In the beginning God created the heaven and the earth. And the earth was without form, and void; and darkness was upon the face of the deep. And the Spirit of God moved upon the face of the waters. And God said, “Let there be light...”

Alter’s translation:

When God began to create heaven and earth, and the earth then was welter and waste and darkness over the deep and God’s breath hovering over the waters, God said, “Let there be light.”

It really is a treat to read these foundational stories in the direct, concrete, and vivid language used by Alter. He manages to make them beautiful in English despite his primary focus on faithful translation of the Hebrew. I also recommend his translation of the book of Psalms.
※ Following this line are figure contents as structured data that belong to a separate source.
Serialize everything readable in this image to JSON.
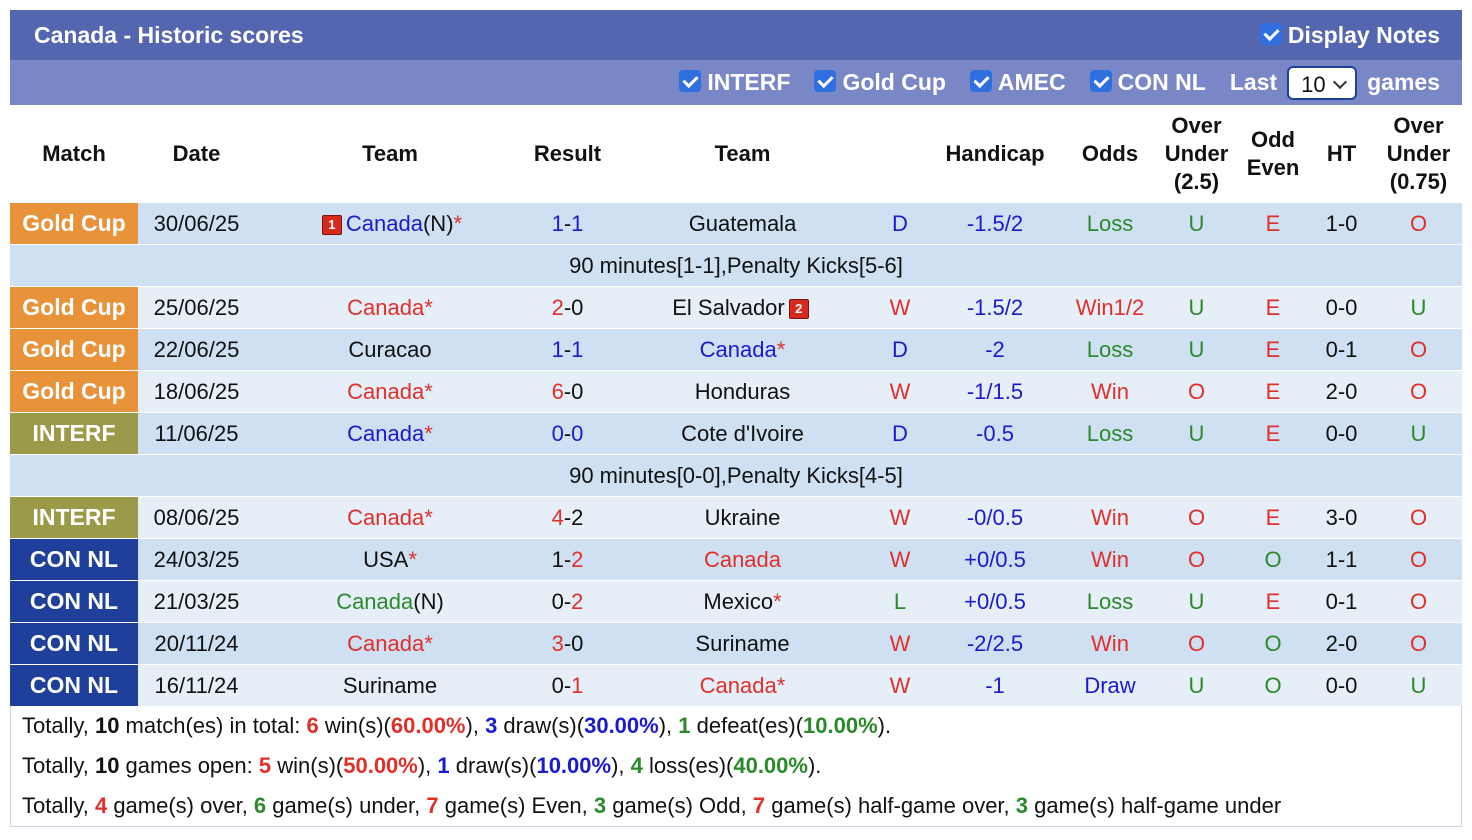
{
  "header": {
    "title": "Canada - Historic scores",
    "display_notes": "Display Notes"
  },
  "filters": {
    "items": [
      "INTERF",
      "Gold Cup",
      "AMEC",
      "CON NL"
    ],
    "last_label": "Last",
    "last_value": "10",
    "games_label": "games"
  },
  "table": {
    "columns": [
      "Match",
      "Date",
      "Team",
      "Result",
      "Team",
      "Handicap",
      "Odds",
      "Over Under (2.5)",
      "Odd Even",
      "HT",
      "Over Under (0.75)"
    ],
    "rows": [
      {
        "match": "Gold Cup",
        "match_color": "#e8923a",
        "date": "30/06/25",
        "home": "Canada(N)*",
        "home_color": "#1a1ad0",
        "home_card": "1",
        "result": "1-1",
        "away": "Guatemala",
        "away_color": "#111111",
        "outcome": "D",
        "outcome_color": "#1a1ad0",
        "handicap": "-1.5/2",
        "odds": "Loss",
        "odds_color": "#2a8a2a",
        "ou": "U",
        "ou_color": "#2a8a2a",
        "oe": "E",
        "oe_color": "#e0302a",
        "ht": "1-0",
        "ou075": "O",
        "ou075_color": "#e0302a",
        "note": "90 minutes[1-1],Penalty Kicks[5-6]"
      },
      {
        "match": "Gold Cup",
        "match_color": "#e8923a",
        "date": "25/06/25",
        "home": "Canada*",
        "home_color": "#e0302a",
        "result": "2-0",
        "away": "El Salvador",
        "away_color": "#111111",
        "away_card": "2",
        "outcome": "W",
        "outcome_color": "#e0302a",
        "handicap": "-1.5/2",
        "odds": "Win1/2",
        "odds_color": "#e0302a",
        "ou": "U",
        "ou_color": "#2a8a2a",
        "oe": "E",
        "oe_color": "#e0302a",
        "ht": "0-0",
        "ou075": "U",
        "ou075_color": "#2a8a2a"
      },
      {
        "match": "Gold Cup",
        "match_color": "#e8923a",
        "date": "22/06/25",
        "home": "Curacao",
        "home_color": "#111111",
        "result": "1-1",
        "away": "Canada*",
        "away_color": "#1a1ad0",
        "outcome": "D",
        "outcome_color": "#1a1ad0",
        "handicap": "-2",
        "odds": "Loss",
        "odds_color": "#2a8a2a",
        "ou": "U",
        "ou_color": "#2a8a2a",
        "oe": "E",
        "oe_color": "#e0302a",
        "ht": "0-1",
        "ou075": "O",
        "ou075_color": "#e0302a"
      },
      {
        "match": "Gold Cup",
        "match_color": "#e8923a",
        "date": "18/06/25",
        "home": "Canada*",
        "home_color": "#e0302a",
        "result": "6-0",
        "away": "Honduras",
        "away_color": "#111111",
        "outcome": "W",
        "outcome_color": "#e0302a",
        "handicap": "-1/1.5",
        "odds": "Win",
        "odds_color": "#e0302a",
        "ou": "O",
        "ou_color": "#e0302a",
        "oe": "E",
        "oe_color": "#e0302a",
        "ht": "2-0",
        "ou075": "O",
        "ou075_color": "#e0302a"
      },
      {
        "match": "INTERF",
        "match_color": "#9a9a48",
        "date": "11/06/25",
        "home": "Canada*",
        "home_color": "#1a1ad0",
        "result": "0-0",
        "away": "Cote d'Ivoire",
        "away_color": "#111111",
        "outcome": "D",
        "outcome_color": "#1a1ad0",
        "handicap": "-0.5",
        "odds": "Loss",
        "odds_color": "#2a8a2a",
        "ou": "U",
        "ou_color": "#2a8a2a",
        "oe": "E",
        "oe_color": "#e0302a",
        "ht": "0-0",
        "ou075": "U",
        "ou075_color": "#2a8a2a",
        "note": "90 minutes[0-0],Penalty Kicks[4-5]"
      },
      {
        "match": "INTERF",
        "match_color": "#9a9a48",
        "date": "08/06/25",
        "home": "Canada*",
        "home_color": "#e0302a",
        "result": "4-2",
        "away": "Ukraine",
        "away_color": "#111111",
        "outcome": "W",
        "outcome_color": "#e0302a",
        "handicap": "-0/0.5",
        "odds": "Win",
        "odds_color": "#e0302a",
        "ou": "O",
        "ou_color": "#e0302a",
        "oe": "E",
        "oe_color": "#e0302a",
        "ht": "3-0",
        "ou075": "O",
        "ou075_color": "#e0302a"
      },
      {
        "match": "CON NL",
        "match_color": "#1e3f9a",
        "date": "24/03/25",
        "home": "USA*",
        "home_color": "#111111",
        "result": "1-2",
        "away": "Canada",
        "away_color": "#e0302a",
        "outcome": "W",
        "outcome_color": "#e0302a",
        "handicap": "+0/0.5",
        "odds": "Win",
        "odds_color": "#e0302a",
        "ou": "O",
        "ou_color": "#e0302a",
        "oe": "O",
        "oe_color": "#2a8a2a",
        "ht": "1-1",
        "ou075": "O",
        "ou075_color": "#e0302a"
      },
      {
        "match": "CON NL",
        "match_color": "#1e3f9a",
        "date": "21/03/25",
        "home": "Canada(N)",
        "home_color": "#2a8a2a",
        "result": "0-2",
        "away": "Mexico*",
        "away_color": "#111111",
        "outcome": "L",
        "outcome_color": "#2a8a2a",
        "handicap": "+0/0.5",
        "odds": "Loss",
        "odds_color": "#2a8a2a",
        "ou": "U",
        "ou_color": "#2a8a2a",
        "oe": "E",
        "oe_color": "#e0302a",
        "ht": "0-1",
        "ou075": "O",
        "ou075_color": "#e0302a"
      },
      {
        "match": "CON NL",
        "match_color": "#1e3f9a",
        "date": "20/11/24",
        "home": "Canada*",
        "home_color": "#e0302a",
        "result": "3-0",
        "away": "Suriname",
        "away_color": "#111111",
        "outcome": "W",
        "outcome_color": "#e0302a",
        "handicap": "-2/2.5",
        "odds": "Win",
        "odds_color": "#e0302a",
        "ou": "O",
        "ou_color": "#e0302a",
        "oe": "O",
        "oe_color": "#2a8a2a",
        "ht": "2-0",
        "ou075": "O",
        "ou075_color": "#e0302a"
      },
      {
        "match": "CON NL",
        "match_color": "#1e3f9a",
        "date": "16/11/24",
        "home": "Suriname",
        "home_color": "#111111",
        "result": "0-1",
        "away": "Canada*",
        "away_color": "#e0302a",
        "outcome": "W",
        "outcome_color": "#e0302a",
        "handicap": "-1",
        "odds": "Draw",
        "odds_color": "#1a1ad0",
        "ou": "U",
        "ou_color": "#2a8a2a",
        "oe": "O",
        "oe_color": "#2a8a2a",
        "ht": "0-0",
        "ou075": "U",
        "ou075_color": "#2a8a2a"
      }
    ]
  },
  "summary": [
    [
      {
        "t": "Totally, "
      },
      {
        "t": "10",
        "c": "#111111"
      },
      {
        "t": " match(es) in total: "
      },
      {
        "t": "6",
        "c": "#e0302a"
      },
      {
        "t": " win(s)("
      },
      {
        "t": "60.00%",
        "c": "#e0302a"
      },
      {
        "t": "), "
      },
      {
        "t": "3",
        "c": "#1a1ad0"
      },
      {
        "t": " draw(s)("
      },
      {
        "t": "30.00%",
        "c": "#1a1ad0"
      },
      {
        "t": "), "
      },
      {
        "t": "1",
        "c": "#2a8a2a"
      },
      {
        "t": " defeat(es)("
      },
      {
        "t": "10.00%",
        "c": "#2a8a2a"
      },
      {
        "t": ")."
      }
    ],
    [
      {
        "t": "Totally, "
      },
      {
        "t": "10",
        "c": "#111111"
      },
      {
        "t": " games open: "
      },
      {
        "t": "5",
        "c": "#e0302a"
      },
      {
        "t": " win(s)("
      },
      {
        "t": "50.00%",
        "c": "#e0302a"
      },
      {
        "t": "), "
      },
      {
        "t": "1",
        "c": "#1a1ad0"
      },
      {
        "t": " draw(s)("
      },
      {
        "t": "10.00%",
        "c": "#1a1ad0"
      },
      {
        "t": "), "
      },
      {
        "t": "4",
        "c": "#2a8a2a"
      },
      {
        "t": " loss(es)("
      },
      {
        "t": "40.00%",
        "c": "#2a8a2a"
      },
      {
        "t": ")."
      }
    ],
    [
      {
        "t": "Totally, "
      },
      {
        "t": "4",
        "c": "#e0302a"
      },
      {
        "t": " game(s) over, "
      },
      {
        "t": "6",
        "c": "#2a8a2a"
      },
      {
        "t": " game(s) under, "
      },
      {
        "t": "7",
        "c": "#e0302a"
      },
      {
        "t": " game(s) Even, "
      },
      {
        "t": "3",
        "c": "#2a8a2a"
      },
      {
        "t": " game(s) Odd, "
      },
      {
        "t": "7",
        "c": "#e0302a"
      },
      {
        "t": " game(s) half-game over, "
      },
      {
        "t": "3",
        "c": "#2a8a2a"
      },
      {
        "t": " game(s) half-game under"
      }
    ]
  ]
}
Well, it has now taken me longer to write this post than it used to take me to write a five-page paper back in my grad school days.  I'm going to go take a nap now.  What's on your nightstand?

3 comments:

Jill Spencer said...

Today, a box of kleenex, my glasses, my bible, a boring book to be read in the middle of the night when I can't get back to sleep, a novel by Mary Higgins Clark, and the next TC Reads selection.

Mom (as if you didn't know)

Anonymous said...

An alarm clock which never gets used because we have two human alarm clocks (one 10 months, the other 3 years), a pen, two notebooks in which I record things about the boys' lives, and a book about feeding your children which I have renewed three times and probably will never finish.

Unknown said...

An alarm clock which never gets used because we have two human alarm clocks (one 10 months, the other 3 years), a pen, two notebooks in which I record things about the boys' lives, and a book about feeding your children which I have renewed three times and probably will never finish.